Arlene Foster says she doesn't hold grudges over 'Poots putsch'
ARLENE Foster has said she doesn't hold a grudge against those who ousted her as DUP leader.
The former first minister said she has not been in contact with her successor Edwin Poots but stressed that she "hasn't fallen out" with the agriculture minister, who himself was forced to resign after just three weeks in the party's top job.
Mrs Foster, who in addition to working as a presenter on GB News revealed that she is also working part-time for a law firm, was speaking on Thursday night at the St Patrick's Centre in Downpatrick, where she was in conversation with ex-chat show host Gerry Kelly.
Asked if she held any grudges regarding the so-called Poots putsch earlier this year, the former Fermanagh-South Tyrone MLA said she didn't.
"Because if you have grudges the only person you're damaging is yourself.

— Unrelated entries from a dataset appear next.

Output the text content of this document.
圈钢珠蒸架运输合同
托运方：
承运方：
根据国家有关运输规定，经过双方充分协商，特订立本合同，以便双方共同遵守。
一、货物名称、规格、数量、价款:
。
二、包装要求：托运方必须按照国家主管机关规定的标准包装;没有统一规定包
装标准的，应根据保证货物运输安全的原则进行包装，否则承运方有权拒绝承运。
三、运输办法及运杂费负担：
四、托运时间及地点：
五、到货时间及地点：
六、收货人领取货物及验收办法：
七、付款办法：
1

You're wasting your time having a grudge and having bitterness, and frankly I'm not interested in that," she said.
The former economy minister touched briefly on the Renewable Heat Incentive (RHI) controversy, saying that she didn't deserve "all the criticism" but that she had to accept some for the botched scheme.
She stressed the scheme had cost Stormont an additional £33m – which was after the lavish subsidies were curtailed following public outcry.
"People talk about the cost of £500m and that of course was not the true cost," she said.
"And when I look at some of the other overspends that are happening, I think hmm... did we deserve to have a government collapse over the head of that?"
Mrs Foster rejected the suggestion that RHI contributed to her downfall, instead citing "a different cumulative effect, if you like, of the protocol, Covid, not being out engaging with the wider public and sensing the need for change".
"Some people were playing out things that had happened back in 2008,"she said, in a reference to the transition in the DUP leadership from Ian Paisley to Peter Robinson.
She also said many of her proudest achievements where while she was in charge of the economy portfolio and included securing a number of international events and "bringing natural gas to the west of the province".
Asked about the possibility of a peerage, Mrs Foster said "you know that's not for me, as you know I don't have time for those sorts of things" before adding "let's wait and see".
The former first minister said she gets annoyed when people say religion should be taken out of politics.
Mrs Foster, an Anglican, said having a strong Christian faith should have a positive impact on politics.
“Christianity doesn't call you to be neutral. It calls you to be salt and light about what you believe in," she said.
“It does annoy me when people say you have to take religion out of politics and leave it at the door…like it only happens at the weekend. It is part of who you are.”
Mrs Foster said it was not politically correct to say it but she felt she benefited from being educated at an all-girl school.